Mykonos is an upmarket Greek island that attracts sophisticated, fashionable travellers, and is famously gay-friendly. It offers designer shops, colourful taverns and late-night dance clubs but, despite the trendy crowds and a couple of well-attended nudist beaches, the island retains a distinctly traditional feel. The trademark five thatched windmills still turn slowly on the hill, despite the swanky bars that serve modern cocktails near the beaches.
Away from the beach there is a fascinating archaeological museum which displays finds from the necropolis on nearby Rhenia. There is also the option to take a boat trip to the uninhabited island of Delos, which in ancient times was the religious and political centre of the Aegean, and is now an important World Heritage archaeological site.
Near the harbour, the 15th century Church of Panagia Paraportiani features four churches on the ground with another built on top. This curious configuration is intriguing from the outside and a delight on the inside.
You can also get up close and personal with the iconic windmills of Kato Myli. From here you can enjoy the sweeping vistas, marvel at the enormity of the 16th-century constructions and the intricate mechanics that keep those sails spinning year in, year out.
Of course, Mykonos is really best known not for its ubiquitous windmills but for its nightlife. This is one of the party playgrounds of Europe, justly famed for its exciting clubs aimed at the sophisticated reveller. Head to Caprice and sip on a cocktail while the sun sets before heading out for a night on the town.
For the best boutiques make a beeline for Matogianni Street, whose fantastic art galleries, Byzantine jewellery stores and designer clothing stores offer plenty to tempt even the most circumspect credit card holder. Popular buys with a much lower price point include hand-woven scarves, rugs and locally made sandals.

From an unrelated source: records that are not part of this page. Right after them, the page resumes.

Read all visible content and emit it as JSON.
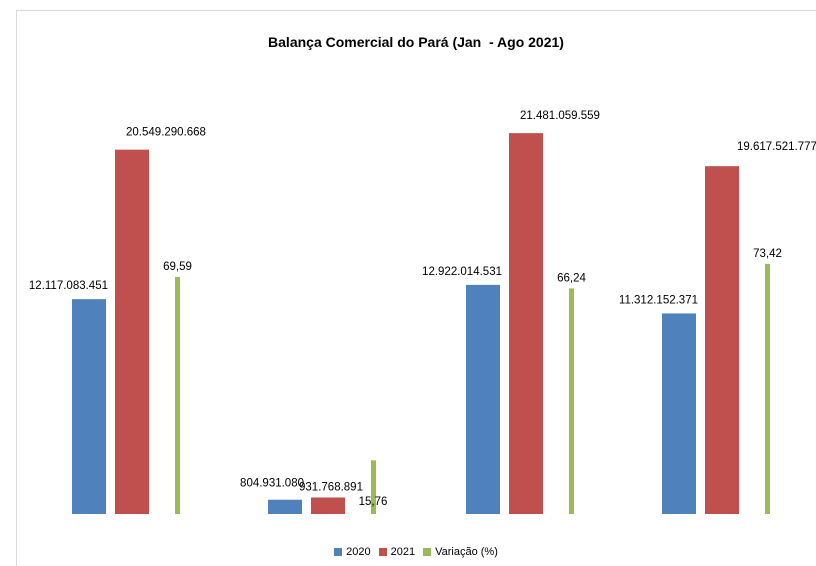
{
  "chart_data": {
    "type": "bar",
    "title": "Balança Comercial do Pará (Jan  - Ago 2021)",
    "xlabel": "",
    "ylabel": "",
    "categories": [
      "",
      "",
      "",
      ""
    ],
    "series": [
      {
        "name": "2020",
        "color": "#4F81BD",
        "values": [
          12117083451,
          804931080,
          12922014531,
          11312152371
        ],
        "labels": [
          "12.117.083.451",
          "804.931.080",
          "12.922.014.531",
          "11.312.152.371"
        ]
      },
      {
        "name": "2021",
        "color": "#C0504D",
        "values": [
          20549290668,
          931768891,
          21481059559,
          19617521777
        ],
        "labels": [
          "20.549.290.668",
          "931.768.891",
          "21.481.059.559",
          "19.617.521.777"
        ]
      },
      {
        "name": "Variação (%)",
        "color": "#9BBB59",
        "values": [
          69.59,
          15.76,
          66.24,
          73.42
        ],
        "labels": [
          "69,59",
          "15,76",
          "66,24",
          "73,42"
        ]
      }
    ],
    "grid": false,
    "legend_position": "bottom"
  }
}
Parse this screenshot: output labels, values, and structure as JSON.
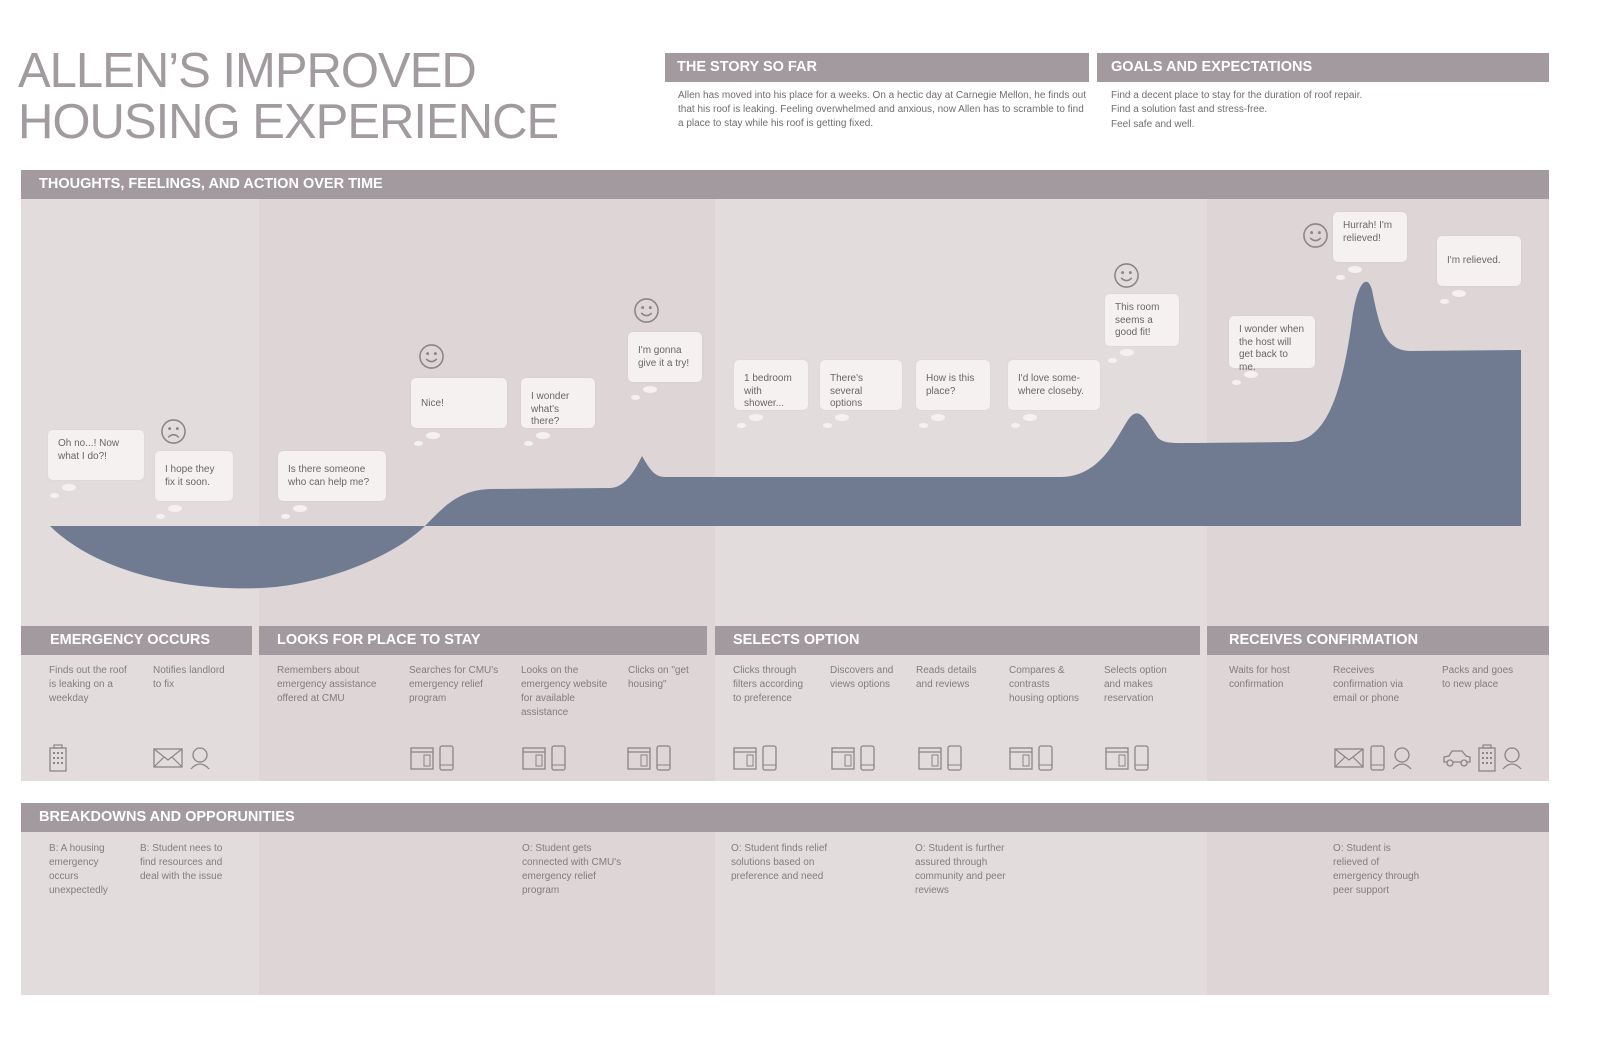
{
  "title": "ALLEN’S IMPROVED\nHOUSING EXPERIENCE",
  "story": {
    "heading": "THE STORY SO FAR",
    "text": "Allen has moved into his place for a weeks. On a hectic day at Carnegie Mellon, he finds out that his roof is leaking. Feeling overwhelmed and anxious, now Allen has to scramble to find a place to stay while his roof is getting fixed."
  },
  "goals": {
    "heading": "GOALS AND EXPECTATIONS",
    "items": [
      "Find a decent place to stay for the duration of roof repair.",
      "Find a solution fast and stress-free.",
      "Feel safe and well."
    ]
  },
  "timeline": {
    "heading": "THOUGHTS, FEELINGS, AND ACTION OVER TIME",
    "bubbles": [
      "Oh no...! Now what I do?!",
      "I hope they fix it soon.",
      "Is there someone who can help me?",
      "Nice!",
      "I wonder what's there?",
      "I'm gonna give it a try!",
      "1 bedroom with shower...",
      "There's several options",
      "How is this place?",
      "I'd love some-where closeby.",
      "This room seems a good fit!",
      "I wonder when the host will get back to me.",
      "Hurrah! I'm relieved!",
      "I'm relieved."
    ],
    "faces": [
      "sad",
      "happy",
      "happy",
      "happy",
      "happy"
    ]
  },
  "stages": [
    {
      "heading": "EMERGENCY OCCURS",
      "steps": [
        {
          "text": "Finds out the roof is leaking on a weekday",
          "icons": [
            "building-icon"
          ]
        },
        {
          "text": "Notifies landlord to fix",
          "icons": [
            "mail-icon",
            "person-icon"
          ]
        }
      ]
    },
    {
      "heading": "LOOKS FOR PLACE TO STAY",
      "steps": [
        {
          "text": "Remembers about emergency assistance offered at CMU",
          "icons": []
        },
        {
          "text": "Searches for CMU's emergency relief program",
          "icons": [
            "browser-icon",
            "phone-icon"
          ]
        },
        {
          "text": "Looks on the emergency website for available assistance",
          "icons": [
            "browser-icon",
            "phone-icon"
          ]
        },
        {
          "text": "Clicks on \"get housing\"",
          "icons": [
            "browser-icon",
            "phone-icon"
          ]
        }
      ]
    },
    {
      "heading": "SELECTS OPTION",
      "steps": [
        {
          "text": "Clicks through filters according to preference",
          "icons": [
            "browser-icon",
            "phone-icon"
          ]
        },
        {
          "text": "Discovers and views options",
          "icons": [
            "browser-icon",
            "phone-icon"
          ]
        },
        {
          "text": "Reads details and reviews",
          "icons": [
            "browser-icon",
            "phone-icon"
          ]
        },
        {
          "text": "Compares & contrasts housing options",
          "icons": [
            "browser-icon",
            "phone-icon"
          ]
        },
        {
          "text": "Selects option and makes reservation",
          "icons": [
            "browser-icon",
            "phone-icon"
          ]
        }
      ]
    },
    {
      "heading": "RECEIVES CONFIRMATION",
      "steps": [
        {
          "text": "Waits for host confirmation",
          "icons": []
        },
        {
          "text": "Receives confirmation via email or phone",
          "icons": [
            "mail-icon",
            "phone-icon",
            "person-icon"
          ]
        },
        {
          "text": "Packs and goes to new place",
          "icons": [
            "car-icon",
            "building-icon",
            "person-icon"
          ]
        }
      ]
    }
  ],
  "breakdowns": {
    "heading": "BREAKDOWNS AND OPPORUNITIES",
    "items": [
      "B: A housing emergency occurs unexpectedly",
      "B: Student nees to find resources and deal with the issue",
      "O: Student gets connected with CMU's emergency relief program",
      "O: Student finds relief solutions based on preference and need",
      "O: Student is further assured through community and peer reviews",
      "O: Student is relieved of emergency through peer support"
    ]
  },
  "colors": {
    "header_bar": "#a39a9f",
    "band_light": "#e3dcdd",
    "band_dark": "#ddd5d6",
    "curve": "#707a91",
    "title": "#a19a9f"
  }
}
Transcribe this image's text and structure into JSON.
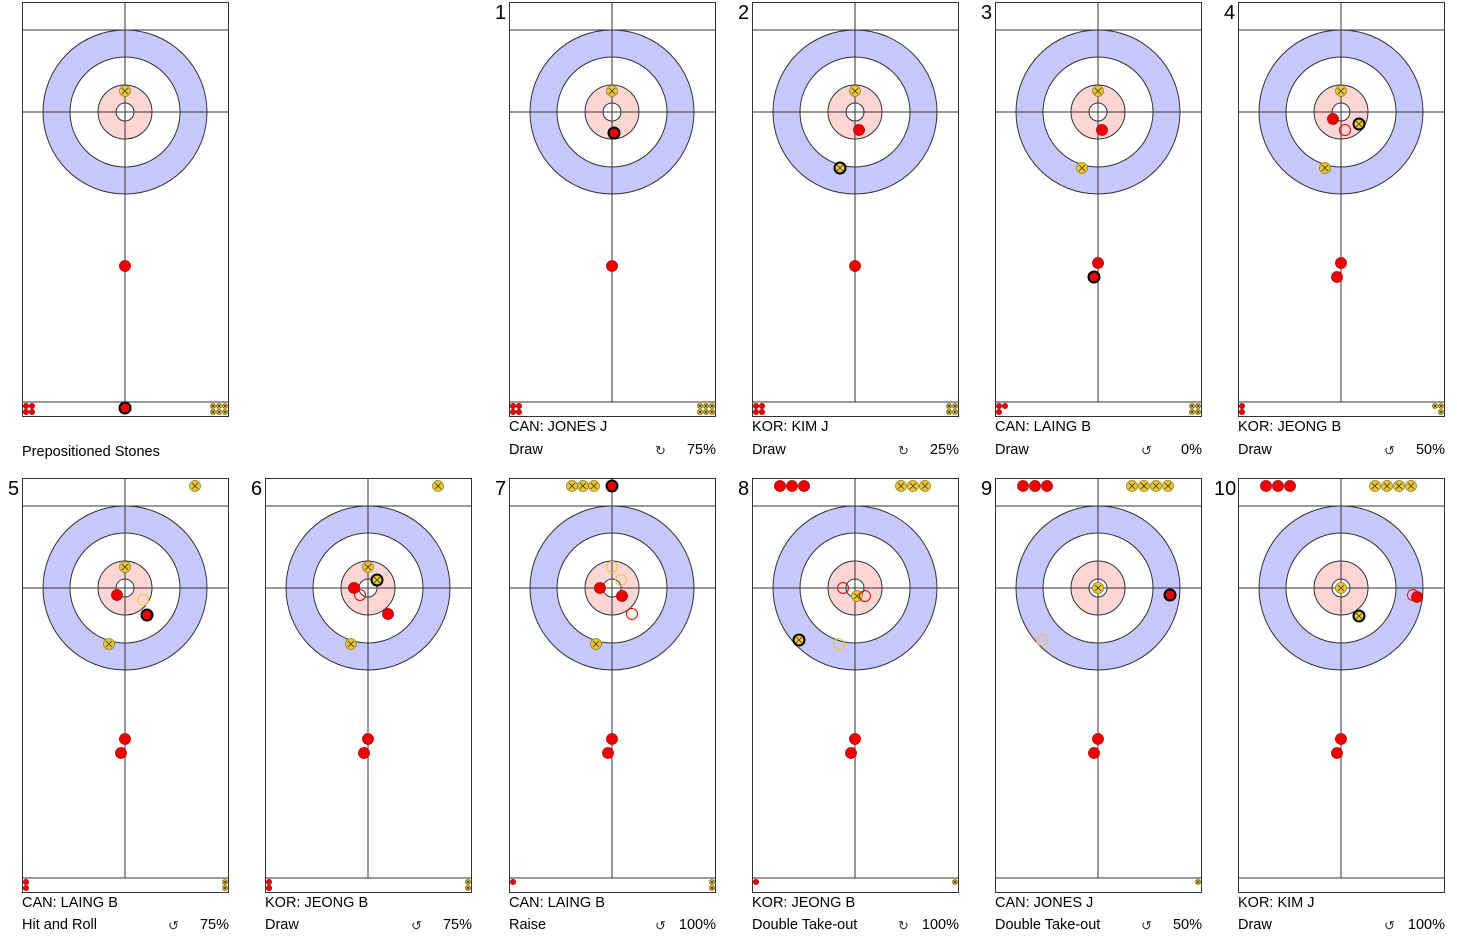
{
  "title": "Prepositioned Stones",
  "colors": {
    "red_stone": "#ee0000",
    "yellow_stone": "#e8c830",
    "house_blue": "#c8c8ff",
    "house_red": "#ffd6d6",
    "line": "#333333"
  },
  "shots": [
    {
      "number": "1",
      "player": "CAN: JONES J",
      "shot_type": "Draw",
      "rotation": "↻",
      "percentage": "75%"
    },
    {
      "number": "2",
      "player": "KOR: KIM J",
      "shot_type": "Draw",
      "rotation": "↻",
      "percentage": "25%"
    },
    {
      "number": "3",
      "player": "CAN: LAING B",
      "shot_type": "Draw",
      "rotation": "↺",
      "percentage": "0%"
    },
    {
      "number": "4",
      "player": "KOR: JEONG B",
      "shot_type": "Draw",
      "rotation": "↺",
      "percentage": "50%"
    },
    {
      "number": "5",
      "player": "CAN: LAING B",
      "shot_type": "Hit and Roll",
      "rotation": "↺",
      "percentage": "75%"
    },
    {
      "number": "6",
      "player": "KOR: JEONG B",
      "shot_type": "Draw",
      "rotation": "↺",
      "percentage": "75%"
    },
    {
      "number": "7",
      "player": "CAN: LAING B",
      "shot_type": "Raise",
      "rotation": "↺",
      "percentage": "100%"
    },
    {
      "number": "8",
      "player": "KOR: JEONG B",
      "shot_type": "Double Take-out",
      "rotation": "↻",
      "percentage": "100%"
    },
    {
      "number": "9",
      "player": "CAN: JONES J",
      "shot_type": "Double Take-out",
      "rotation": "↺",
      "percentage": "50%"
    },
    {
      "number": "10",
      "player": "KOR: KIM J",
      "shot_type": "Draw",
      "rotation": "↺",
      "percentage": "100%"
    }
  ]
}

Of course, the beaches are one of the island’s main attractions. Little Venice is an enchanting place to visit with its characteristic balconies overhanging the water on the sea’s edge. Upmarket Psarou calls for only the best swimwear, family-friendly Platys Gialos demands a bucket and spade, while tranquil Ftelia is the place to seek respite from the pounding music of the night before. Do keep in mind when exploring that many beaches in Mykonos are nudity-friendly.
The Mykonos climate is characterised by its hot, dry summer and mild winter. Temperatures in the summer heights of July and August reach 30 degrees Celsius (86 degrees Fahrenheit) during the day. Rainfall is rare in summer but showers can be expected between October and April.
Greek is the national language but English is widely understood.
Greece is a member of the European Union. You may need a Schengen visa (short stay visa) to stay in the country for more than 90 days. Please check the rules around visa requirements before you travel, as they may change regularly.
Mykonos is generally considered a safe travel destination, but the usual precautions should be taken against petty theft.